Friday, for instance: Paul Bailey and Beryl Bainbridge had an interesting, entertaining on-stage conversation about many things, but didn't really address the topic they'd been advertised as addressing ('what are the challenges of writing outside your own gender?') in that much depth. They did point out this interesting article by Fay Weldon about the remake of Alfie, though (Mark Lawson's take on the same is here).

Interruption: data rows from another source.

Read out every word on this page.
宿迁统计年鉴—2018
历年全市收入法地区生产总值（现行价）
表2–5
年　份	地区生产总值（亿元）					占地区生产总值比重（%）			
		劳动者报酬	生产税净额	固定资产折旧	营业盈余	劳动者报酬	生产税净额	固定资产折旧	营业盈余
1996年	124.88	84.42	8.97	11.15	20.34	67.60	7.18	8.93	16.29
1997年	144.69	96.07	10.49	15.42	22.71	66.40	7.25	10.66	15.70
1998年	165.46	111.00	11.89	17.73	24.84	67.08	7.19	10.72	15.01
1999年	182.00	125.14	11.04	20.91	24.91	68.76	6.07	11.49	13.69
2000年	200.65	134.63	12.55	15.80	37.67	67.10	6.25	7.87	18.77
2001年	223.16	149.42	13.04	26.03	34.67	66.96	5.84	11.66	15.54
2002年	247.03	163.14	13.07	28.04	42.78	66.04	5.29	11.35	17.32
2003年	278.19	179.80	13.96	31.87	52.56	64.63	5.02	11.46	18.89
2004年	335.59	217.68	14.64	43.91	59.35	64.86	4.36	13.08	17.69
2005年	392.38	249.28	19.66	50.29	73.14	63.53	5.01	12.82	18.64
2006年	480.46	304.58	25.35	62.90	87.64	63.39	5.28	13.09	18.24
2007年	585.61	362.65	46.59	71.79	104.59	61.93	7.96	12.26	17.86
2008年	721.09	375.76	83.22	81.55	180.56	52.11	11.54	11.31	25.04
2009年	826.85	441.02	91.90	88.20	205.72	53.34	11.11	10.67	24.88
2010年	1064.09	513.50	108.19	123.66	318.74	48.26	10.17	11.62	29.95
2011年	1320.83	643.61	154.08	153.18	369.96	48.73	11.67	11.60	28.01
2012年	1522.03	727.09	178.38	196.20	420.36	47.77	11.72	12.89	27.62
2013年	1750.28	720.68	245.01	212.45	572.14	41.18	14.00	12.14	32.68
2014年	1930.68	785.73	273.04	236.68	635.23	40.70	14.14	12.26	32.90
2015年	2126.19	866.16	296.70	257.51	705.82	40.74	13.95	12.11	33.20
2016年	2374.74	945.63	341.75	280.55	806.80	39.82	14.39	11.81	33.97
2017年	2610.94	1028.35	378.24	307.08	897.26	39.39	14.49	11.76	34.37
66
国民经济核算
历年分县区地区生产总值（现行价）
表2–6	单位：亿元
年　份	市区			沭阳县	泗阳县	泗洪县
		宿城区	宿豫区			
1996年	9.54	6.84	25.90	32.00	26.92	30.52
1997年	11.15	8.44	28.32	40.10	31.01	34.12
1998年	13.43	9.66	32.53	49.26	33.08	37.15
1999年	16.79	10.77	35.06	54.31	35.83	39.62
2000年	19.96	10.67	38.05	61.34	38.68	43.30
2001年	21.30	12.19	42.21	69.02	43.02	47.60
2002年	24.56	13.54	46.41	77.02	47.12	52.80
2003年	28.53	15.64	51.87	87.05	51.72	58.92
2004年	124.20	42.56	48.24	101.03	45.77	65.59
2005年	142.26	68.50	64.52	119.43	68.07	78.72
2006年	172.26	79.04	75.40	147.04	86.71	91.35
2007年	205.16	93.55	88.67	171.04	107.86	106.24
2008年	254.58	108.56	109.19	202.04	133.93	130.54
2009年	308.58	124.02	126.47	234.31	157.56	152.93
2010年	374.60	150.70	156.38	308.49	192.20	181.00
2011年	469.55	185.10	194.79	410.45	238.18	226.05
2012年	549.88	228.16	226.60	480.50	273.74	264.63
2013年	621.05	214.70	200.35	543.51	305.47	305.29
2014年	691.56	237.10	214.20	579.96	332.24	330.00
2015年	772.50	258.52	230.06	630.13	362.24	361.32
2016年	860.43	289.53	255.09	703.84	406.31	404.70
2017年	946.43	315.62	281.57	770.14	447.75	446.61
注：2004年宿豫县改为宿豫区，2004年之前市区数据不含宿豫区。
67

Next, the discussion about whether books for young adults should have a moral message was something of a disaster. Of the two authors on stage, one appeared to have an extremely simplistic view of anything relating to morality or media influence on the same, whilst the other seemed either stoned, or extremely nervous, or naturally inarticulate; either way, the event ended up lurching along in a repetitive and unenlightening fashion. This was despite the best efforts of the moderator, mind, a very sharp lady who'd clearly thought more about the questions involved than both of the authors put together, and whose name I am completely failing to remember. Best moment was her scathing put-down when one of the authors was complaining about how he thought of himself as 'a writer', and got frustrated when others referred to him as 'a young adult writer'. "It's about definition, not limitation," she said, and moved briskly on to the next question. It's possible, of course, that books by the authors in question are nevertheless excellent, but I'm not inspired to check them out.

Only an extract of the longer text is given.